A planning inspector will now chair an inquiry at Bridlington Town Hall, which has been booked between November 27 and December 5, after an appeal was lodged by Fraisthorpe Wind Farm Ltd in August.
The company had submitted their application to build the 420 foot to blade tip turbines to East Riding of Yorkshire Council in February, but after the council took longer than the statutory eight week period to determine the application, they made an appeal to the Planning Inspectorate.
At today’s meeting of East Riding of Yorkshire Council’s Planning Committee at County Hall, Beverley, councillors were expected to refuse the application on the recommendation of council officers - but now the decision has been taken out of their hands and will instead be made by the planning inspector.

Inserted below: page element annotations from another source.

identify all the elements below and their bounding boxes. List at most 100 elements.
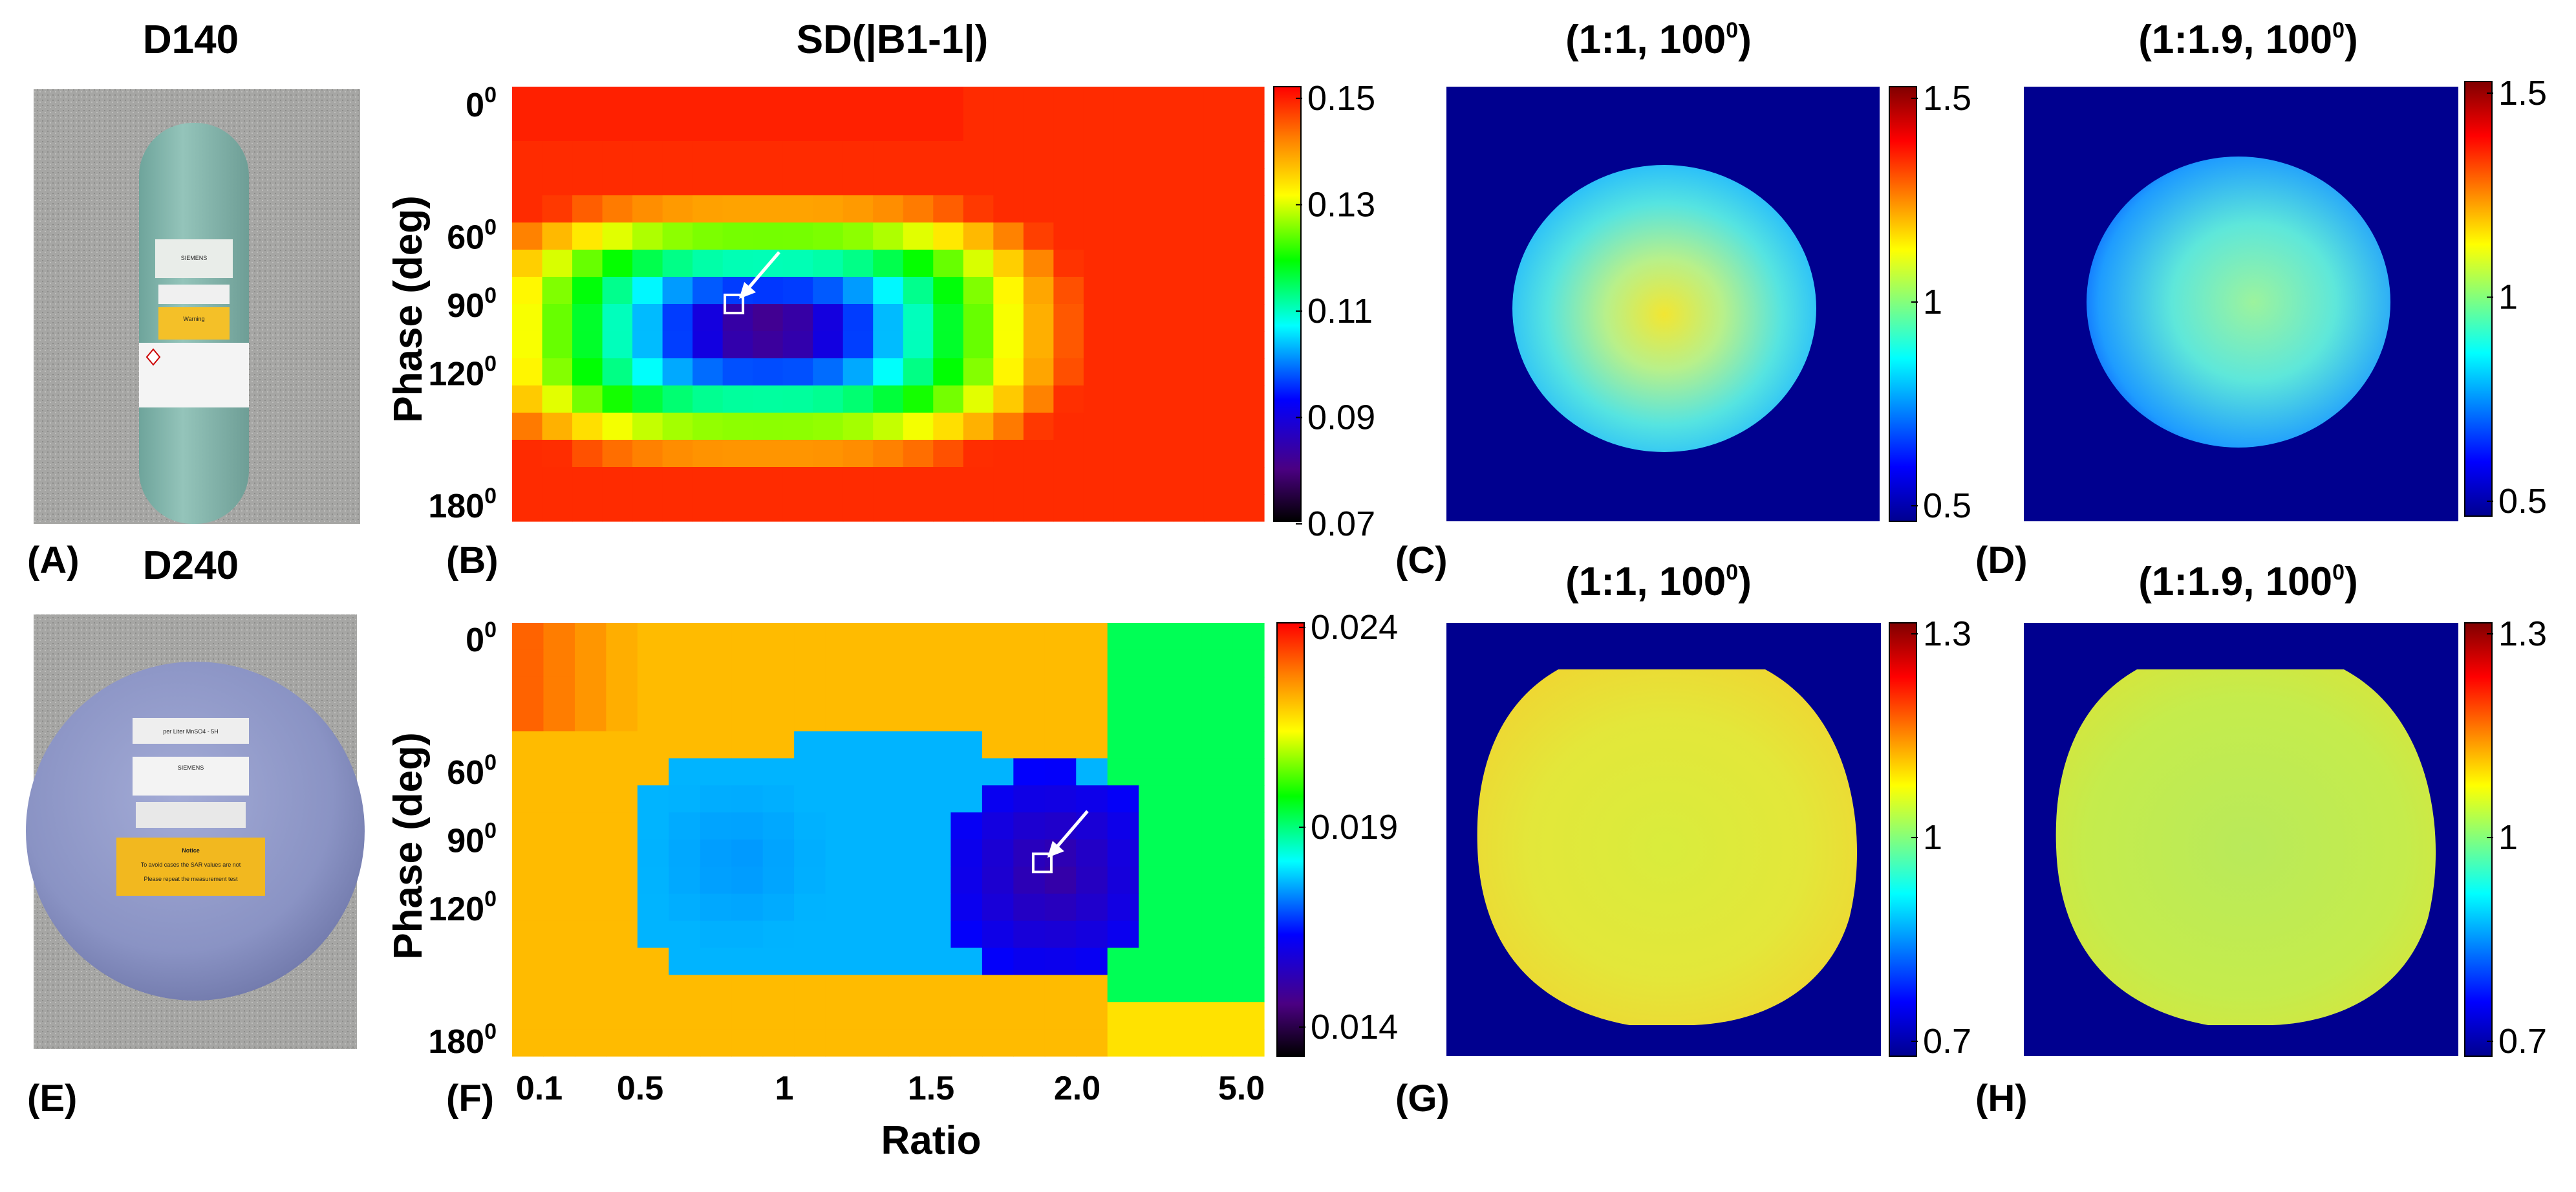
ylabel-b: Phase (deg) xyxy=(386,195,431,422)
label-c: (C) xyxy=(1395,539,1448,581)
heatmap-f-cell xyxy=(857,731,889,759)
heatmap-b-cell xyxy=(1234,304,1265,332)
heatmap-f-cell xyxy=(919,1002,952,1030)
heatmap-b-cell xyxy=(1143,331,1175,359)
heatmap-b-cell xyxy=(1023,440,1054,468)
heatmap-b-cell xyxy=(843,277,874,305)
heatmap-b-cell xyxy=(933,141,964,169)
heatmap-f-cell xyxy=(1107,840,1139,867)
heatmap-b-cell xyxy=(813,168,844,196)
heatmap-b-cell xyxy=(1053,440,1084,468)
heatmap-b-cell xyxy=(1203,277,1235,305)
heatmap-b-cell xyxy=(1203,141,1235,169)
heatmap-f-cell xyxy=(637,785,669,813)
heatmap-f-cell xyxy=(1076,1029,1108,1057)
heatmap-f-cell xyxy=(982,840,1014,867)
heatmap-b-cell xyxy=(1023,250,1054,277)
heatmap-b-cell xyxy=(873,87,904,114)
heatmap-b-cell xyxy=(722,304,753,332)
heatmap-b-cell xyxy=(1113,304,1144,332)
heatmap-b-cell xyxy=(1174,87,1205,114)
heatmap-f-cell xyxy=(1107,758,1139,786)
heatmap-f-cell xyxy=(794,758,826,786)
heatmap-b-cell xyxy=(933,358,964,386)
heatmap-b-cell xyxy=(1083,250,1114,277)
heatmap-b-cell xyxy=(1023,385,1054,413)
colorbar-f-label: 0.019 xyxy=(1311,808,1398,847)
heatmap-b-cell xyxy=(782,250,813,277)
heatmap-f-cell xyxy=(950,893,983,922)
d240-label-text-3: Notice xyxy=(182,847,200,854)
heatmap-b-cell xyxy=(873,250,904,277)
colorbar-f-ticks: 0.024 0.019 0.014 xyxy=(1299,608,1398,1046)
heatmap-b-cell xyxy=(602,358,633,386)
heatmap-f-cell xyxy=(1013,731,1046,759)
heatmap-b-cell xyxy=(722,385,753,413)
heatmap-f-cell xyxy=(982,623,1014,651)
heatmap-b-cell xyxy=(1203,304,1235,332)
heatmap-b-cell xyxy=(572,467,603,495)
heatmap-b-cell xyxy=(993,304,1024,332)
heatmap-f-cell xyxy=(950,704,983,732)
heatmap-b-cell xyxy=(782,141,813,169)
heatmap-b-cell xyxy=(1113,141,1144,169)
colorbar-h-label: 0.7 xyxy=(2498,1022,2547,1061)
heatmap-b-cell xyxy=(933,331,964,359)
heatmap-b-cell xyxy=(632,467,663,495)
heatmap-f-cell xyxy=(669,840,701,867)
colorbar-d-label: 1.5 xyxy=(2498,74,2547,113)
heatmap-f-cell xyxy=(543,1002,575,1030)
heatmap-b-cell xyxy=(602,304,633,332)
heatmap-b-cell xyxy=(662,385,693,413)
heatmap-b-cell xyxy=(692,277,724,305)
heatmap-b-cell xyxy=(1023,277,1054,305)
heatmap-f-cell xyxy=(1044,893,1077,922)
heatmap-b-cell xyxy=(813,494,844,522)
heatmap-f-cell xyxy=(1044,1029,1077,1057)
heatmap-f-cell xyxy=(794,1002,826,1030)
heatmap-b-cell xyxy=(1234,331,1265,359)
heatmap-b-cell xyxy=(993,331,1024,359)
heatmap-f-cell xyxy=(1170,812,1202,840)
ytick-b-tick: 900 xyxy=(447,283,497,325)
heatmap-b-cell xyxy=(572,385,603,413)
heatmap-b-cell xyxy=(843,385,874,413)
heatmap-f-cell xyxy=(1232,893,1265,922)
heatmap-b-cell xyxy=(602,277,633,305)
heatmap-b-cell xyxy=(993,87,1024,114)
heatmap-b-cell xyxy=(782,385,813,413)
heatmap-b-cell xyxy=(903,250,934,277)
heatmap-b-cell xyxy=(1234,494,1265,522)
heatmap-f-cell xyxy=(700,785,732,813)
photo-d240: per Liter MnSO4 - 5H SIEMENS Notice To a… xyxy=(26,614,365,1049)
heatmap-b-cell xyxy=(782,87,813,114)
heatmap-b-cell xyxy=(1083,331,1114,359)
heatmap-b-cell xyxy=(813,413,844,440)
heatmap-b-cell xyxy=(753,304,784,332)
heatmap-f-cell xyxy=(762,758,795,786)
heatmap-b-cell xyxy=(1023,413,1054,440)
heatmap-f-cell xyxy=(1170,1002,1202,1030)
heatmap-b-cell xyxy=(843,87,874,114)
heatmap-b-cell xyxy=(572,413,603,440)
heatmap-b-cell xyxy=(692,141,724,169)
heatmap-f-cell xyxy=(606,785,638,813)
heatmap-b-cell xyxy=(813,195,844,223)
heatmap-b-cell xyxy=(542,467,573,495)
heatmap-b-cell xyxy=(963,467,994,495)
heatmap-f-cell xyxy=(982,1002,1014,1030)
heatmap-b-cell xyxy=(692,87,724,114)
heatmap-b-cell xyxy=(1234,222,1265,250)
heatmap-f-cell xyxy=(1201,758,1234,786)
heatmap-f-cell xyxy=(762,704,795,732)
heatmap-b-cell xyxy=(753,385,784,413)
heatmap-f-cell xyxy=(606,731,638,759)
heatmap-b-cell xyxy=(1083,385,1114,413)
heatmap-b-cell xyxy=(1143,87,1175,114)
heatmap-b-cell xyxy=(572,195,603,223)
colorbar-b-label: 0.15 xyxy=(1307,79,1375,118)
heatmap-b-cell xyxy=(1203,222,1235,250)
heatmap-b-cell xyxy=(963,277,994,305)
heatmap-b-cell xyxy=(1053,304,1084,332)
heatmap-f-cell xyxy=(825,677,857,705)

The council’s planning agenda stated that the recommendation for refusal was because “the height, number and location” of turbines would introduce “uncharacteristic vertical structures into the relatively unspoilt coastline of Bridlington Bay” and that the proposal would “visually dominate the landscape”.

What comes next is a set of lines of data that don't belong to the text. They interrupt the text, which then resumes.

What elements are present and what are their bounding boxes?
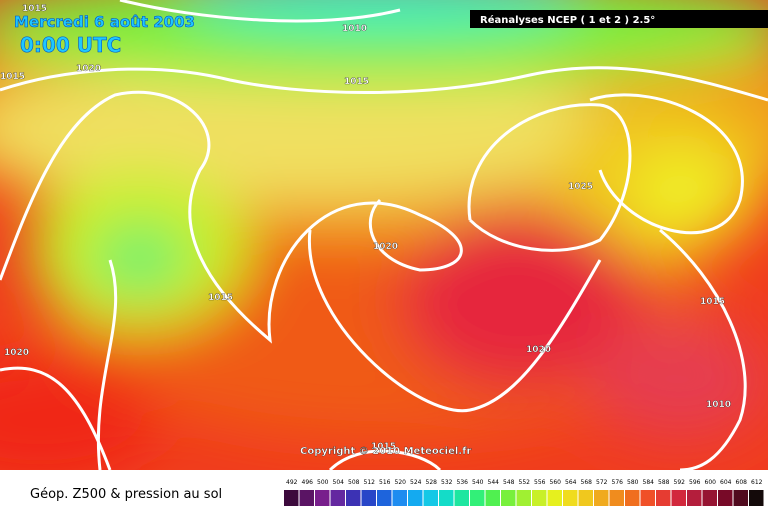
scale-swatch	[299, 490, 314, 506]
isobar-label: 1020	[4, 348, 29, 358]
scale-swatch	[687, 490, 702, 506]
scale-swatch	[470, 490, 485, 506]
scale-label: 520	[395, 479, 407, 486]
scale-swatch	[315, 490, 330, 506]
isobar-label: 1015	[208, 293, 233, 303]
scale-label: 568	[581, 479, 593, 486]
scale-label: 564	[565, 479, 577, 486]
date-title: Mercredi 6 août 2003	[14, 13, 195, 31]
isobar-labels: 1015 1010 1015 1020 1015 1025 1020 1015 1020 1020…	[0, 4, 731, 452]
isobar-label: 1015	[700, 297, 725, 307]
scale-label: 532	[441, 479, 453, 486]
scale-swatch	[516, 490, 531, 506]
scale-label: 592	[674, 479, 686, 486]
scale-label: 604	[720, 479, 732, 486]
time-title: 0:00 UTC	[20, 33, 121, 57]
scale-label: 596	[689, 479, 701, 486]
map-field	[0, 0, 768, 470]
scale-swatch	[563, 490, 578, 506]
scale-label: 584	[643, 479, 655, 486]
scale-label: 580	[627, 479, 639, 486]
copyright: Copyright © 2010 Meteociel.fr	[300, 446, 471, 457]
isobar-label: 1015	[344, 77, 369, 87]
scale-swatch	[547, 490, 562, 506]
scale-label: 500	[317, 479, 329, 486]
scale-label: 496	[302, 479, 314, 486]
scale-label: 540	[472, 479, 484, 486]
scale-swatch	[702, 490, 717, 506]
scale-swatch	[578, 490, 593, 506]
scale-swatch	[346, 490, 361, 506]
scale-swatch	[671, 490, 686, 506]
scale-label: 524	[410, 479, 422, 486]
isobar-label: 1015	[22, 4, 47, 14]
scale-swatch	[408, 490, 423, 506]
scale-swatch	[594, 490, 609, 506]
scale-swatch	[485, 490, 500, 506]
isobar-label: 1010	[706, 400, 731, 410]
scale-label: 552	[519, 479, 531, 486]
scale-label: 504	[333, 479, 345, 486]
scale-swatch	[532, 490, 547, 506]
scale-label: 556	[534, 479, 546, 486]
scale-label: 612	[751, 479, 763, 486]
scale-swatch	[733, 490, 748, 506]
scale-label: 528	[426, 479, 438, 486]
scale-label: 560	[550, 479, 562, 486]
scale-swatch	[423, 490, 438, 506]
isobar-label: 1015	[371, 442, 396, 452]
scale-swatch	[330, 490, 345, 506]
scale-label: 544	[488, 479, 500, 486]
footer-caption: Géop. Z500 & pression au sol	[30, 487, 222, 502]
scale-swatch	[439, 490, 454, 506]
scale-swatch	[609, 490, 624, 506]
scale-swatch	[454, 490, 469, 506]
scale-label: 508	[348, 479, 360, 486]
isobar-label: 1020	[373, 242, 398, 252]
scale-swatch	[749, 490, 764, 506]
scale-swatch	[501, 490, 516, 506]
scale-swatch	[361, 490, 376, 506]
scale-label: 516	[379, 479, 391, 486]
isobar-label: 1015	[0, 72, 25, 82]
source-box	[470, 10, 768, 28]
scale-swatch	[284, 490, 299, 506]
scale-label: 492	[286, 479, 298, 486]
scale-swatch	[625, 490, 640, 506]
scale-label: 548	[503, 479, 515, 486]
color-scale: 492 496 500 504 508 512 516 520 524 528 532 536 540 5…	[284, 479, 764, 506]
scale-swatch	[656, 490, 671, 506]
scale-swatch	[640, 490, 655, 506]
scale-label: 600	[705, 479, 717, 486]
scale-swatch	[718, 490, 733, 506]
scale-label: 512	[364, 479, 376, 486]
isobar-label: 1025	[568, 182, 593, 192]
isobar-label: 1020	[76, 64, 101, 74]
source-label: Réanalyses NCEP ( 1 et 2 ) 2.5°	[480, 14, 655, 26]
scale-swatch	[392, 490, 407, 506]
scale-label: 608	[736, 479, 748, 486]
isobar-label: 1010	[342, 24, 367, 34]
isobar-label: 1020	[526, 345, 551, 355]
scale-swatch	[377, 490, 392, 506]
scale-label: 572	[596, 479, 608, 486]
scale-label: 588	[658, 479, 670, 486]
scale-label: 536	[457, 479, 469, 486]
scale-label: 576	[612, 479, 624, 486]
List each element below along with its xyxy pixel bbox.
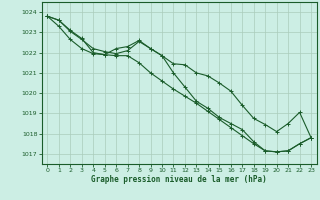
X-axis label: Graphe pression niveau de la mer (hPa): Graphe pression niveau de la mer (hPa) (91, 175, 267, 184)
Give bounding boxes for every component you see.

The council say that the proposed wind farm would cause unacceptable interference to the radar at RAF Staxton Wold, after the Ministry of Defence objected to the plan.
As previously reported, Pete Ashcroft, head of planning and development management at East Riding of Yorkshire Council, said that they had requested further information from the developer with regards to the turbine’s impact on the landscape and was assessing this information when the developer decided to appeal on the grounds of nondetermination.
Bruce Hutt, director at TCI Renewables, the company behind Fraisthorpe Wind Farm Ltd, told the Free Press that they had expected the council to refuse the application and had made an appeal to the planning inspectorate to “speed up the planning process.”
Objectors to the plans say that the turbines could hit Bridlington’s tourism trade and spoil coastal views from the town, and have also criticised what they see as a lack of consultation with people in Bridlington.
Letters from more than 350 members of the public have been sent to East Riding of Yorkshire Council objecting to the plan, while Bridlington Town Council, Carnaby Parish Council and Barmston and Fraisthorpe Parish Council are also against the application.
However, Mr Hutt said that “more than 60%” of those living within 1km of the turbine site are in favour of the plans.